Ici le pays est le Monténégro et, comme dans toute turquerie, il se trouve une esclave, et l’esclave séduit le maître à qui elle doit la vie. Yamina la houri, la fille de plaisir des infidèles, séduit le vaillant guerrier Mirko. Elle lui fait oublier et sa fiancée, la douce Héléna, et Dara, sa mère chérie, et ses devoirs d’homme et sa foi de chrétien. Elle l’entraîne dans des jardins délicieux où, nouvelle Armide, elle l’enivre de voluptés, elle l’épuise, lui ôtant le courage et la raison. Mais Aslar, le frère d’armes de Mirko, vient disputer le déserteur à sa séductrice. Hélas ! c’en est fait de Mirko ; il est amolli, émasculé ; il n’entend plus les paroles de son ami, il ne respire que Yamina. Son courage même est aboli ; il a peur de mourir ; il ne veut plus combattre avec ses compagnons qui courent sus à l’infidèle. Alors Aslar poignarde son triste frère d’armes et, atteint par une décharge de mousqueterie, tombe mort sur le cadavre de Mirko.

Le premier acte avec les chœurs d’hommes et de femmes au retour des soldats vainqueurs contient le duo d’Aslar et de Mirko, leur serment de frères d’armes béni par le récitatif du père Sava, le pope. Puis c’est l’arrivée de Yamina prisonnière et sa romance troublante et charmeresse, très jolie au piano pour soprano ; enfin, le chœur : « Buvons à la Montagne Noire », parmi les danses accompagnées de guzla. Le second acte contient deux scènes en romance où Yamina achève de séduire Mirko ; mais le duo entre le jeune homme et Helena, sa fiancée, est peut-être la plus fraîche [sic], du sentiment le plus délicat, de l’émotion la plus discrète et la plus pure entre toutes celles de la partition. Je passe sur le troisième acte et j’arrive au quatrième, dans les jardins d’Armide-Yamina, au milieu de danses voluptueuses et de chants d’une mollesse cadencée, d’une ardeur sensuelle pénétrante. L’orientaliste de la mélodie et du tableau a de quoi plaire et toucher.

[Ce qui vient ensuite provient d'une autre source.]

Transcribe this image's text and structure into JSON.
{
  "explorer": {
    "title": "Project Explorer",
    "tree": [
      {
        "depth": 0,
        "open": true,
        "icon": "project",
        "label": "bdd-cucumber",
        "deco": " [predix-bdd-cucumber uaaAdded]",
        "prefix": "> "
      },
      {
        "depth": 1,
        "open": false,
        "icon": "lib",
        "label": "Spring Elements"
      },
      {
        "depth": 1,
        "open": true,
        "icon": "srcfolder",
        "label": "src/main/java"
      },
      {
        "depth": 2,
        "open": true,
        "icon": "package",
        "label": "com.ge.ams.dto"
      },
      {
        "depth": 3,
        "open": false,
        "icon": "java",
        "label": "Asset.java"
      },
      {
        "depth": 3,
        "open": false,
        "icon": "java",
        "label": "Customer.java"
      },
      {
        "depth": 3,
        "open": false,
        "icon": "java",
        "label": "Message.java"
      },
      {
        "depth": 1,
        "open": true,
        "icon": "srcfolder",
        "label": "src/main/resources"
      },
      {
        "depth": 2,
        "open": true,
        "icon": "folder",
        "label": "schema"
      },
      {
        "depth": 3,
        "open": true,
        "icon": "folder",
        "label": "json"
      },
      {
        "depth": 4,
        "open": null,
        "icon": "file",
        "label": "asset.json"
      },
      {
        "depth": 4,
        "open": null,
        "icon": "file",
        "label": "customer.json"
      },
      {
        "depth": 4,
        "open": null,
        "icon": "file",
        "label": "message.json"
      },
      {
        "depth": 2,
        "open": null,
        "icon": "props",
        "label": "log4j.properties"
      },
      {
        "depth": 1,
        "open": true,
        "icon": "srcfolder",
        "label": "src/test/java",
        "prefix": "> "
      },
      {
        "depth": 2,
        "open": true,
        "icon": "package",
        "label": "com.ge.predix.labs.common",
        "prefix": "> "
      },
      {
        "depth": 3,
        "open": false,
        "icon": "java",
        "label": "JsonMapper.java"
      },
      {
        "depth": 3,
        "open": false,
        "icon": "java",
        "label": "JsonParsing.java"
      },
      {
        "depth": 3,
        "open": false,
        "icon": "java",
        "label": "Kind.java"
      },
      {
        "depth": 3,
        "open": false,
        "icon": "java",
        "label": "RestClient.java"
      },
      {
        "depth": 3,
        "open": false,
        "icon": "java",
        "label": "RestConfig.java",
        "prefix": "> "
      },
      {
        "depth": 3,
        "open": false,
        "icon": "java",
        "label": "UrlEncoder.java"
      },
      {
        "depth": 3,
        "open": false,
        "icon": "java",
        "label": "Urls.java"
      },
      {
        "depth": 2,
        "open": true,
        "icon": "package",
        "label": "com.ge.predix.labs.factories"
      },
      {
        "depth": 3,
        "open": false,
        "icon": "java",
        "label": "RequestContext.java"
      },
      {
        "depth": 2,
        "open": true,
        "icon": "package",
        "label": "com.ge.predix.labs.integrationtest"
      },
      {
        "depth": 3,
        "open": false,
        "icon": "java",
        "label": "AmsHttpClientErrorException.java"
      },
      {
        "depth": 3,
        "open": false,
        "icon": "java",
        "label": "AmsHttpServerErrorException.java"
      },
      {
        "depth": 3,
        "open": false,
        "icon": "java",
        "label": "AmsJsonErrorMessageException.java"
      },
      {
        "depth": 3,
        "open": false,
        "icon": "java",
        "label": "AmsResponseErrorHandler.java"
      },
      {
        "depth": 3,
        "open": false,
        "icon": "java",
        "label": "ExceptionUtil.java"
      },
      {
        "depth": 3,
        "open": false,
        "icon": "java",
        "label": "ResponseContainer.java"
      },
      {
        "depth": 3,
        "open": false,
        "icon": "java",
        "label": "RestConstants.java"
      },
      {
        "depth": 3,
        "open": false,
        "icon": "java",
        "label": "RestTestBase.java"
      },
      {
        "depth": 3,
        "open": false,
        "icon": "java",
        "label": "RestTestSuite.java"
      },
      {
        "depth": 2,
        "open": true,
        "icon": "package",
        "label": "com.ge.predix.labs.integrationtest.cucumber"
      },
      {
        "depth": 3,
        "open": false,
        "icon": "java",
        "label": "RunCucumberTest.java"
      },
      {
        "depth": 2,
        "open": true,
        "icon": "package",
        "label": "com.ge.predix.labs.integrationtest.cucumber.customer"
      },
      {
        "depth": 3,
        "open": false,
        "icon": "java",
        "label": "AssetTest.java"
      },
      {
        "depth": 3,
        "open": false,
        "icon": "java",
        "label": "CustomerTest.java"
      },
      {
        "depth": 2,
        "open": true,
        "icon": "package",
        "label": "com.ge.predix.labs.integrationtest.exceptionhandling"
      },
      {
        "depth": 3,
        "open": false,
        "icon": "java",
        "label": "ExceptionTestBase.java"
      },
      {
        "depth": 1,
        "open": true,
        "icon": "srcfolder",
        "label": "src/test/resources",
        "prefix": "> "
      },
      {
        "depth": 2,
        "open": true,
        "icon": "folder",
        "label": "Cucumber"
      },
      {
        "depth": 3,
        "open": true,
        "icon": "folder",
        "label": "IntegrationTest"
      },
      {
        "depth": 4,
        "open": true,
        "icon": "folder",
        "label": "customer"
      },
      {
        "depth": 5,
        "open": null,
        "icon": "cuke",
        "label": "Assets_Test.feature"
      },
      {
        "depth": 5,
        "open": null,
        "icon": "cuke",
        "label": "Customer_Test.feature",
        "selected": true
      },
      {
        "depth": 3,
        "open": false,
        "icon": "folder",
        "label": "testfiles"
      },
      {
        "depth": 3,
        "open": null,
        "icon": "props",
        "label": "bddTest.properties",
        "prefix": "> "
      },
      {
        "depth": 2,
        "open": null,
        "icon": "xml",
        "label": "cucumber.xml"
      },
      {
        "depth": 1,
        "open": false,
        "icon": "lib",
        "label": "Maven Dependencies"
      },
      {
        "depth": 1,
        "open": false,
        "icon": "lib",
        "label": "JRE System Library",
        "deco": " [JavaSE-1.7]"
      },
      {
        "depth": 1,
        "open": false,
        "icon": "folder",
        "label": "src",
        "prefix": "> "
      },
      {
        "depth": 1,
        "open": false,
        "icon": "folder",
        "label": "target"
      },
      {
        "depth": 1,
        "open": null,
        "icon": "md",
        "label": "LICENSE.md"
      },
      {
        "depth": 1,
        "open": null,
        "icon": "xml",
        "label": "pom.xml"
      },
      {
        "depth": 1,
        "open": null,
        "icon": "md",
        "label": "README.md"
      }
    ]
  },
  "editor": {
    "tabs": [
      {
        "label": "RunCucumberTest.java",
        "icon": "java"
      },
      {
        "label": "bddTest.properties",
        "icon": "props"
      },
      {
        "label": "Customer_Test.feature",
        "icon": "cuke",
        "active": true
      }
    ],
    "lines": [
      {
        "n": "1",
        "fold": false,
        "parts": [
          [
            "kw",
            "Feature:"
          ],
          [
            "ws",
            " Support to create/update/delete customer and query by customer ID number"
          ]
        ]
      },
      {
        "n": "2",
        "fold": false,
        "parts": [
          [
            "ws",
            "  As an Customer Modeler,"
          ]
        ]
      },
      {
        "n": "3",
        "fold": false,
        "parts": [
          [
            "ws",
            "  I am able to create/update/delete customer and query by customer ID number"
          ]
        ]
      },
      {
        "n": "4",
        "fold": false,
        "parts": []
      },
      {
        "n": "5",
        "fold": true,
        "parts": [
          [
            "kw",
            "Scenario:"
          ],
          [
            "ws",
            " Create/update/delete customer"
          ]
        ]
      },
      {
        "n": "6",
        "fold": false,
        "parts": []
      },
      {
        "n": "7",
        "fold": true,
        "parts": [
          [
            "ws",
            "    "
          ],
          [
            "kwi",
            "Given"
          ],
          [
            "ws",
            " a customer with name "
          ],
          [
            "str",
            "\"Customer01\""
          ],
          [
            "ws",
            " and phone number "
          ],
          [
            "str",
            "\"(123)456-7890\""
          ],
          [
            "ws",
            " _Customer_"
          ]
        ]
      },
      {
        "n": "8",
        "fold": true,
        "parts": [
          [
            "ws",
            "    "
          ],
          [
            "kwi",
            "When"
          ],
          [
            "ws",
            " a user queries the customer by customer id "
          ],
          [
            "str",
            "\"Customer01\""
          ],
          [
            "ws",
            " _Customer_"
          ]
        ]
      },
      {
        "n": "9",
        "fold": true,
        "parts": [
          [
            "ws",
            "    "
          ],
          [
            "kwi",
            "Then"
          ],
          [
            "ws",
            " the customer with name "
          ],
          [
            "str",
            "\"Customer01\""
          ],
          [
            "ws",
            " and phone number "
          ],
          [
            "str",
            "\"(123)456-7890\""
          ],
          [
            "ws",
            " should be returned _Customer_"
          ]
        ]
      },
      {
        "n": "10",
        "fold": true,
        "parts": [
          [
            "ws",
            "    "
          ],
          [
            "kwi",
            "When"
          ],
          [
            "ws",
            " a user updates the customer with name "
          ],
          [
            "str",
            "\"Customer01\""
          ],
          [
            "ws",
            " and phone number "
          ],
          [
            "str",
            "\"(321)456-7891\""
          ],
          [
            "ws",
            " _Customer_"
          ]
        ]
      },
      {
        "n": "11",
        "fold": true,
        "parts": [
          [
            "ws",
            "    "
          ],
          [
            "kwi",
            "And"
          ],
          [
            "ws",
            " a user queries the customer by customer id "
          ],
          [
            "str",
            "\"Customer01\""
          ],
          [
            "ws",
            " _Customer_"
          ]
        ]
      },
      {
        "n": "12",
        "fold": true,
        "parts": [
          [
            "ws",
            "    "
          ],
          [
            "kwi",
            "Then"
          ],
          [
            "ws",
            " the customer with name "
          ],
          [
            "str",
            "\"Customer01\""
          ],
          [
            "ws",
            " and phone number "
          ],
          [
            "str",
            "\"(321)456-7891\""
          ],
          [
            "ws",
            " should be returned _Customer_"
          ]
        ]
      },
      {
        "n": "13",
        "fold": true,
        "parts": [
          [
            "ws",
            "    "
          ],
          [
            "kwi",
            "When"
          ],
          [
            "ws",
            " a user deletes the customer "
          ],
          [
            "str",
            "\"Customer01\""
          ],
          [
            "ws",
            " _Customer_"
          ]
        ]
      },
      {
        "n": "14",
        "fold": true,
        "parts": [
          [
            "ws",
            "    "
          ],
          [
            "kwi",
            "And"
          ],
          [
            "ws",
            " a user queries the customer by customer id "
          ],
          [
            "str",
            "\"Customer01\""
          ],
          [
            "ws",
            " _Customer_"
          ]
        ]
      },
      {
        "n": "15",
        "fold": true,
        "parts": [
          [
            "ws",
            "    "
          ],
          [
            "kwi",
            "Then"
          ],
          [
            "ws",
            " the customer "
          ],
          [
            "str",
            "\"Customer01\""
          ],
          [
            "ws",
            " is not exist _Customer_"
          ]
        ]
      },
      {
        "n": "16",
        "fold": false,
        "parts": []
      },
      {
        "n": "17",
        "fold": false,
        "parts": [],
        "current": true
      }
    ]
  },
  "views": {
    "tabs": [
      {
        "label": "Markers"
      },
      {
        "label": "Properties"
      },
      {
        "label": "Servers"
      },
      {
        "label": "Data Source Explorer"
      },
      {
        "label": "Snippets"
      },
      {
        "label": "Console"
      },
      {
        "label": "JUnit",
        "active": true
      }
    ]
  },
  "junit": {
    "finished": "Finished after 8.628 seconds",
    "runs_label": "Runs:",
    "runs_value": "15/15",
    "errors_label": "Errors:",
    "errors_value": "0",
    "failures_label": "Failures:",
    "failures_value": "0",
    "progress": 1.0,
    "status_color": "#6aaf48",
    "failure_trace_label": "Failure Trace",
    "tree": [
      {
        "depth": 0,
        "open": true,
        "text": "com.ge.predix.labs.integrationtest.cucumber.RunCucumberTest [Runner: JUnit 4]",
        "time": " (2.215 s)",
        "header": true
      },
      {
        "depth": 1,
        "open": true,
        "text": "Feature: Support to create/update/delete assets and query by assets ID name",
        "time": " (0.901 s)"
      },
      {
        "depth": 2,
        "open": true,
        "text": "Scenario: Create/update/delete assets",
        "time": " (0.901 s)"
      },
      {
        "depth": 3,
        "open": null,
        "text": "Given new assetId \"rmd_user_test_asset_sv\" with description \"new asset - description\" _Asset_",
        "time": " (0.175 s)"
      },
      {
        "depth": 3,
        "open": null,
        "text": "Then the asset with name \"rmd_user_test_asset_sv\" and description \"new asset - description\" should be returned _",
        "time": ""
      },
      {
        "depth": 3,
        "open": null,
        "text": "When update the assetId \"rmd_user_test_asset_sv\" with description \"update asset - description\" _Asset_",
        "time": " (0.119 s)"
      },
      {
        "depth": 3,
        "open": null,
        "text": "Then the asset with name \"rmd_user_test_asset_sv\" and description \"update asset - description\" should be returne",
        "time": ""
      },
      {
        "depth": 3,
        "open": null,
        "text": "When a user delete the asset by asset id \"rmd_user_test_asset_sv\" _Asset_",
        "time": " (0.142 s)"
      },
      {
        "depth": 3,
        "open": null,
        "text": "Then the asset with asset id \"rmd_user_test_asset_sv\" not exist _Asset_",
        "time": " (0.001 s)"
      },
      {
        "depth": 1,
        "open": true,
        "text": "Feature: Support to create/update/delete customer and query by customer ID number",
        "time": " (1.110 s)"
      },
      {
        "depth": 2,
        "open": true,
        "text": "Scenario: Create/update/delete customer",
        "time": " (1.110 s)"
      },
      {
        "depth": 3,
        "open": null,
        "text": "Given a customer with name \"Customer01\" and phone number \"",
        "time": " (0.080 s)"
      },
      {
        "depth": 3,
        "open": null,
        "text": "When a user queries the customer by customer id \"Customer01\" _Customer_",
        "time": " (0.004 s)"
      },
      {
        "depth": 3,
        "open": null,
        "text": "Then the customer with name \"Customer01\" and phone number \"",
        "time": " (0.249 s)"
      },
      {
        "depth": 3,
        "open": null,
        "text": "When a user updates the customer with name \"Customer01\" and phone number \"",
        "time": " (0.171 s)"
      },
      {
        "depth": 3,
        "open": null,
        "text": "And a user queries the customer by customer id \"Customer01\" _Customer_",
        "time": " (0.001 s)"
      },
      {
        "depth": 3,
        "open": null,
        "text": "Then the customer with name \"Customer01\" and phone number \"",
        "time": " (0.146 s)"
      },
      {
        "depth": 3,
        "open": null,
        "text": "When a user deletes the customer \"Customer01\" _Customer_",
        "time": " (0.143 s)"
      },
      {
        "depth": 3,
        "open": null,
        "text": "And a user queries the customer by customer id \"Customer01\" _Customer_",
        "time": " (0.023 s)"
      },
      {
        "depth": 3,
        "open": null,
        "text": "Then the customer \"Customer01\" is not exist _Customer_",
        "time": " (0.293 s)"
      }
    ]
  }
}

Le déjà vu et le convenu des personnages s’accusent par le costume, le décor, et se précisent dans les interprètes qui ne savent pas toujours se préserver d’une pointe de ridicule. Je n’y insiste pas ; j’aime mieux m’en tenir aux qualités vocales de MM. Alvarez, Renaud, et de Mlle Bréval. Pareillement je dirai l’agrément de la voix fraîche, légère et brillante de Mlle Berthet, et je célébrerai les belles notes graves et l’accent dramatique de Mme Héglon.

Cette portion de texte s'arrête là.